Junior carelessly tossed the letter upon the table. “Some day I’ll read you one of his interesting ones,” he said.

“Do it now,” said one of his admirers. “It’s great stuff.”

“No, I never keep letters,” said Junior and, to prove it, tore up the carefully prepared document and tossed it in the fire.

“I’ll let you know when I get a good one.”

This was so successful that he did it again. There were plenty of other quotable pages in the same magazine article, and Junior had a whole box of his father’s stationery. But at the beginning and end of each letter Junior always insinuated a few paternal touches, suggesting a rich past of intimacy and affection, though just to make it a little more convincing he would occasionally insert something like this, “But I must tell you frankly, as man to man, that you spent entirely too much money last term,” and interrupted his reading to say, “Gee! I didn’t mean to read you fellows that part.” And they all laughed. A touch of parental nature that made all the boys akin.

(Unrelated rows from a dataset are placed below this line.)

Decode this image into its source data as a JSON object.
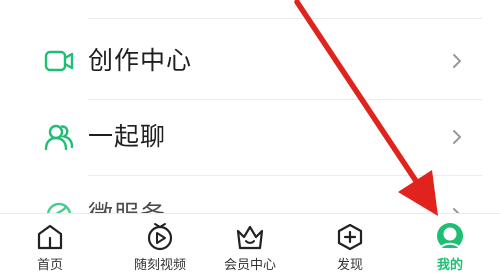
{
  "menu": {
    "items": [
      {
        "label": "创作中心",
        "icon": "video-camera-icon"
      },
      {
        "label": "一起聊",
        "icon": "chat-people-icon"
      },
      {
        "label": "微服务",
        "icon": "service-icon"
      }
    ]
  },
  "tabbar": {
    "tabs": [
      {
        "label": "首页",
        "icon": "home-icon",
        "active": false
      },
      {
        "label": "随刻视频",
        "icon": "video-play-icon",
        "active": false
      },
      {
        "label": "会员中心",
        "icon": "vip-crown-icon",
        "active": false
      },
      {
        "label": "发现",
        "icon": "discover-plus-icon",
        "active": false
      },
      {
        "label": "我的",
        "icon": "profile-avatar-icon",
        "active": true
      }
    ]
  },
  "colors": {
    "accent": "#1dbf73",
    "arrow": "#e0231c"
  }
}
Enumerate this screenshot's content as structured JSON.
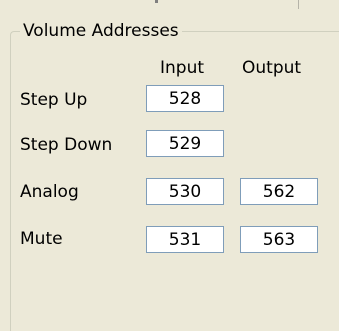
{
  "group": {
    "legend": "Volume Addresses",
    "col_input": "Input",
    "col_output": "Output"
  },
  "rows": [
    {
      "label": "Step Up",
      "input": "528",
      "output": null
    },
    {
      "label": "Step Down",
      "input": "529",
      "output": null
    },
    {
      "label": "Analog",
      "input": "530",
      "output": "562"
    },
    {
      "label": "Mute",
      "input": "531",
      "output": "563"
    }
  ]
}
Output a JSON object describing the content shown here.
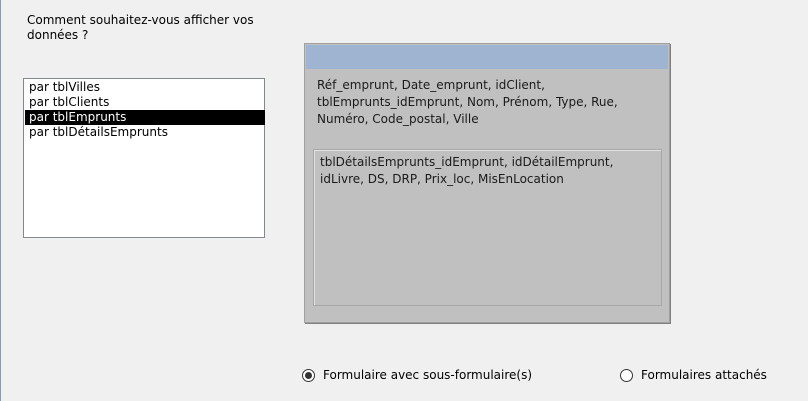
{
  "prompt": "Comment souhaitez-vous afficher vos données ?",
  "list": {
    "items": [
      {
        "label": "par tblVilles",
        "selected": false
      },
      {
        "label": "par tblClients",
        "selected": false
      },
      {
        "label": "par tblEmprunts",
        "selected": true
      },
      {
        "label": "par tblDétailsEmprunts",
        "selected": false
      }
    ]
  },
  "preview": {
    "main_fields": "Réf_emprunt, Date_emprunt, idClient, tblEmprunts_idEmprunt, Nom, Prénom, Type, Rue, Numéro, Code_postal, Ville",
    "sub_fields": "tblDétailsEmprunts_idEmprunt, idDétailEmprunt, idLivre, DS, DRP, Prix_loc, MisEnLocation"
  },
  "options": {
    "subform_label": "Formulaire avec sous-formulaire(s)",
    "subform_selected": true,
    "linked_label": "Formulaires attachés",
    "linked_selected": false
  },
  "colors": {
    "preview_header": "#9fb4d0",
    "preview_bg": "#c0c0c0",
    "selection": "#000000"
  }
}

The fame of these letters spread from the boys’ end of the dinner table to the master’s. Mr. Fielding said to Junior one day, “I’m so glad your father has been writing to you lately.”

“Lately? Why, he always writes to me. But don’t tell my Aunt Mary. Might make her jealous.”

Junior smiled as if he had a great joke on his Aunt Mary. There, he got that over too! Neither of these ladies would dare criticize his father again.